Later on, I was forced to find a different place to stay. I moved 6 times in a span of 16 months. I was chased out because a good family was willing to pay more for my apartment. And at times, I ran. There was this one apartment that I took up. It was neat and compact. It even had a few appliances, but half the things just didn’t work. There was a telephone as well. And I was told that I’d have to pay whatever the bill showed. The owner lived abroad and had a caretaker for the place. My parents were visiting and I took them on a weekend trip. I just decided to get extra protection and bought a nice Godrej Navtal for the main door. When we returned from the trip, I found the metal door open and the main door was unlocked… except for my Navtal! Someone had tried to enter the apartment. The caretaker was promptly at my door the next morning asking why I had added an extra lock. I told him that that was none of his business. I also made use of the opportunity to show him what was not working. The next night, well after 11 p.m., Mr. Caretaker was at my door, completely drunk. And he claimed he wanted to know if the appliances had been fixed. He kept trying to force his way in and I shut the door in his face and locked it. The next morning, I vacated the place.

After a few months, I moved back to the city where my parents lived and just moved back in with them. My problems from that point were on were far from over and just took a different turn. (Don’t get me wrong, I had absolutely no adjustment problems as all my friends thought I would.) Everyone I came across would ask me why I was single at 24, why I was not saying yes to the many guys whose proposals for alliance my father received, why I was wasting my life.

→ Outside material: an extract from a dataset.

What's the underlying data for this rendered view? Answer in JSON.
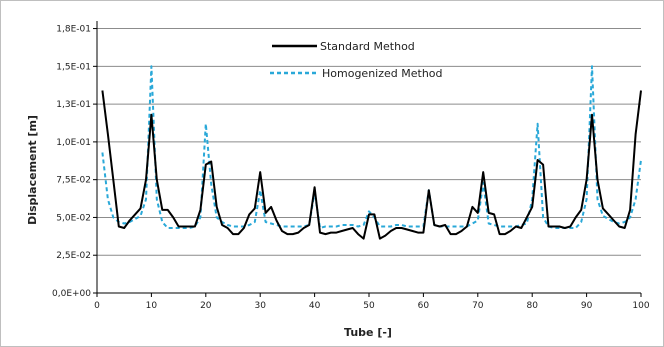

Indians are experts at asking personal questions. Where do you work? What does your father do? How much money do you make? How old are you? I have learnt that this is just part of who we are. At a friends wedding, there was this lady sitting next to me at lunch. She asked me, “Nee Vidyakku friend a? Kalyanam aayidutha? Aathula thedarala illaya?” (Are you Vidya’s friend? Are you married? Are your folks hunting for a groom or not?). When I replied, she almost choked on her food. “Ille mami. Aathula peche edukka maattengara. Neenga venumna thedi kudukkarela?” (No Aunty, my folks aren’t even broaching the subject. Why don’t you find me one? )

I also wanted to buy an apartment. A classmate suggested that I invest in property. I always wanted to have a place that I could call my own. So, I booked an apartment and went to a home loan fair. Everything was hunky-dory. My turn came and a gentleman called out my name. I went to his desk with all my documents. He looked up at me and said, “Where’s your husband?” I said, “I don’t have one.” He looked up at me and said, “Sorry, no loan for you.” I told him I’d take him to court for making such statements. I did finally get my loan sanctioned but not before I got lectured on how single women run away with a housing loan and the house. (How? How on earth?)

On the whole, I do know that my 9 years away from home, as an independent single woman have been eventful. I've made some wonderful friends... most of them being single women. I’ve intimidated a lot of single men… some married ones too. (I've even come across an army that thinks single means available.) I know I made a lot of women uncomfortable. Most people felt threatened by my existence. Why they felt that way, I will never know. It is probably because single is different. According to them, single is dangerous… single and successful is more dangerous, but the most dangerous of them all is the single, independent and successful.